Delphi's bonds continued their recent climb, which has been fueled by buyout speculation about the company after Ripplewood Holdings was reported readying a bid, as well as signs Delphi may be able to reach a consensual agreement with GM and the UAW on cutting the bloated labor cost structure it inherited when the carmaker spun its parts unit off in 1999. Such an accord would avert a potentially ruinous strike which could result if the bankrupt company tries to unilaterally impose a new wage and benefit accord on its hourly workers.

A market source saw Delphi's 6.55% notes that were to have been redeemed earlier this year firm to 104, a 1½ point rise, while its 6½% notes due 2009 were 1¼ point up at 103.25. Delphi's 7 1/8% notes due 2029 firmed to 94.5 from 92.875.

MagnaChip bounces wildly around

While Lear got a boost from its earnings data, MagnaChip Semiconductor was swinging violently from down as much as 5 points, back up to up 2 or 3 after it posted results.

A trader saw the company's 8% notes due 2014 plunge to 47 bid, 48 offered after the results were released, a loss of about 4 or 5 points, he said,

But then, "after a conference call on which they indicated that they had sufficient cash and gave their forecasts for the quarter," the bonds moved back up, to 54.5 bid, 55.5 offered, which he called a gain of about 4 points on the session.

The Korean high-tech firm had a net loss for the fiscal quarter ended Oct. 1 of $47.7 million, sharply wider than $13.2 million in the third quarter of 2005.

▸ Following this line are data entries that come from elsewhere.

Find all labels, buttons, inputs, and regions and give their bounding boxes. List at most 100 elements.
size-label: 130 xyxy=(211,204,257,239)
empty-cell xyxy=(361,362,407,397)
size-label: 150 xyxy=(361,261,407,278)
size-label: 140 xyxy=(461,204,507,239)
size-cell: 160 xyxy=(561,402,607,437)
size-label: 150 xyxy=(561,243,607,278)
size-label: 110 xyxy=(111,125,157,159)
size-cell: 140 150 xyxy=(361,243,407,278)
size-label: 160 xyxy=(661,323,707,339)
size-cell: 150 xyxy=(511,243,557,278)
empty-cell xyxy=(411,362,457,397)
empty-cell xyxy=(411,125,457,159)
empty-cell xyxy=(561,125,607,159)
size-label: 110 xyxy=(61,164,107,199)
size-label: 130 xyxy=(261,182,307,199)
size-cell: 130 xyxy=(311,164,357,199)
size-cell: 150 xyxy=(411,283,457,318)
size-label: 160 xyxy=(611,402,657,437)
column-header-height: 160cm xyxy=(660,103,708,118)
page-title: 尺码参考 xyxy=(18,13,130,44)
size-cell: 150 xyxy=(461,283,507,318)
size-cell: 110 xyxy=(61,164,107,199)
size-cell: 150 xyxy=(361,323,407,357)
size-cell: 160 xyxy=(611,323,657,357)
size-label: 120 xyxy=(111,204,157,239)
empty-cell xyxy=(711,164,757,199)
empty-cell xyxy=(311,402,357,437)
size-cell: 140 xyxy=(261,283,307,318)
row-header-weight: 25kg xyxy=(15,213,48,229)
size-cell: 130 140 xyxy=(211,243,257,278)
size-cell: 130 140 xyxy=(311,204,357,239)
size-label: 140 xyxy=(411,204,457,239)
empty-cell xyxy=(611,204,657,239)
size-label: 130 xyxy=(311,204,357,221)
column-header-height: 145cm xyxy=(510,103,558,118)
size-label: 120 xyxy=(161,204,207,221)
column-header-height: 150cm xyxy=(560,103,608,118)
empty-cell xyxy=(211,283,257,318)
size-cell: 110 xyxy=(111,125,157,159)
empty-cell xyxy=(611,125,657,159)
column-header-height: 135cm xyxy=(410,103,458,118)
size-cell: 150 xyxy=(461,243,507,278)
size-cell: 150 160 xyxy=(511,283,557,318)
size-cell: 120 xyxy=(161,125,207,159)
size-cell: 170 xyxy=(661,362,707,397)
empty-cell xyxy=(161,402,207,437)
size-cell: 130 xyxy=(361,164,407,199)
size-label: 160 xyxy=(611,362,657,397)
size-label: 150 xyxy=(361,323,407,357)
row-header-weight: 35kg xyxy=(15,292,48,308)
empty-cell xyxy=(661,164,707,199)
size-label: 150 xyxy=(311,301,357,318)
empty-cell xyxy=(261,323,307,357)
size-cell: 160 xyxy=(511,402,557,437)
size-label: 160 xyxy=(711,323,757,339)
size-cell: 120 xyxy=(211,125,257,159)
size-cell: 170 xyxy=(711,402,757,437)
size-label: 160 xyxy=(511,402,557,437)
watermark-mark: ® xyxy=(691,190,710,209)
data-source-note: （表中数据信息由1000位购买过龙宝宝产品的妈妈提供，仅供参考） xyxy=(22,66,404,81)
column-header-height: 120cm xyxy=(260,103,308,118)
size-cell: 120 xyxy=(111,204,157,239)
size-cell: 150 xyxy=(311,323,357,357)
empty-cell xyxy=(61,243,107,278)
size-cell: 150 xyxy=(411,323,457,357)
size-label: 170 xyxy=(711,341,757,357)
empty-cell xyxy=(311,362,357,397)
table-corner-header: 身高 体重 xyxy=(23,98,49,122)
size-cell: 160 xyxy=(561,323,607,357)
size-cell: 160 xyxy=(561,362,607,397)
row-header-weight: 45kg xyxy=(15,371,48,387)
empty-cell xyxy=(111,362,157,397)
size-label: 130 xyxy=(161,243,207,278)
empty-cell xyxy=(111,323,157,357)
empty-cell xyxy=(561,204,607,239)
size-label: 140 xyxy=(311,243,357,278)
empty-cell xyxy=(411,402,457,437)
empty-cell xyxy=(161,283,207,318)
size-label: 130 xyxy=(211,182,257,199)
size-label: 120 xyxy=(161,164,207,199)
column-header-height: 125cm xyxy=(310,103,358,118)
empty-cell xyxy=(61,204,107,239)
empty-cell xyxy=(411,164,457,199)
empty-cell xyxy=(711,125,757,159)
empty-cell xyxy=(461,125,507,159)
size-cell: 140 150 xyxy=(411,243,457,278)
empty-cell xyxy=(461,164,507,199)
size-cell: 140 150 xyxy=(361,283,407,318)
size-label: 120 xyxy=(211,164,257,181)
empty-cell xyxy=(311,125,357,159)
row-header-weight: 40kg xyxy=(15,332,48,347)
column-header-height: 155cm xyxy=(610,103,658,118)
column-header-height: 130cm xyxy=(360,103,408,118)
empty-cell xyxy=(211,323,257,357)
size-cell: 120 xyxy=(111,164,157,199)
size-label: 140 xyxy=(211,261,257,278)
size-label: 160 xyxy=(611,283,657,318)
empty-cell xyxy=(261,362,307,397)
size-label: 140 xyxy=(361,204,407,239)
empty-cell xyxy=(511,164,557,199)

Trump active, but little changed

A trader said that Trump Entertainment Resorts' 8½% senior secured notes due 2015 were "one of the most actively traded bonds" during Thursday's session - but at the end of the day, they were seen having ended around the same 97 level at which they had begun.

Those bonds had firmed smartly on Tuesday and again on Wednesday on the news that the company had been holding talks with Las Vegas-based gamer Wynn Resorts about the possible sale of the Trump Plaza gaming resort to Wynn, which wants to build a Boardwalk casino resort on a 12-acre site which includes the Plaza.

The Newark, N.J.-based Star-Ledger newspaper reported that a possible deal might include a parcel of Wynn-owned land in Vegas being swapped to Trump, which is as eager to break into Vegas as Wynn is to get back to Atlantic City, which company founder Steve Wynn had abandoned nearly 20 years ago, piqued at official red tape from state gaming authorities.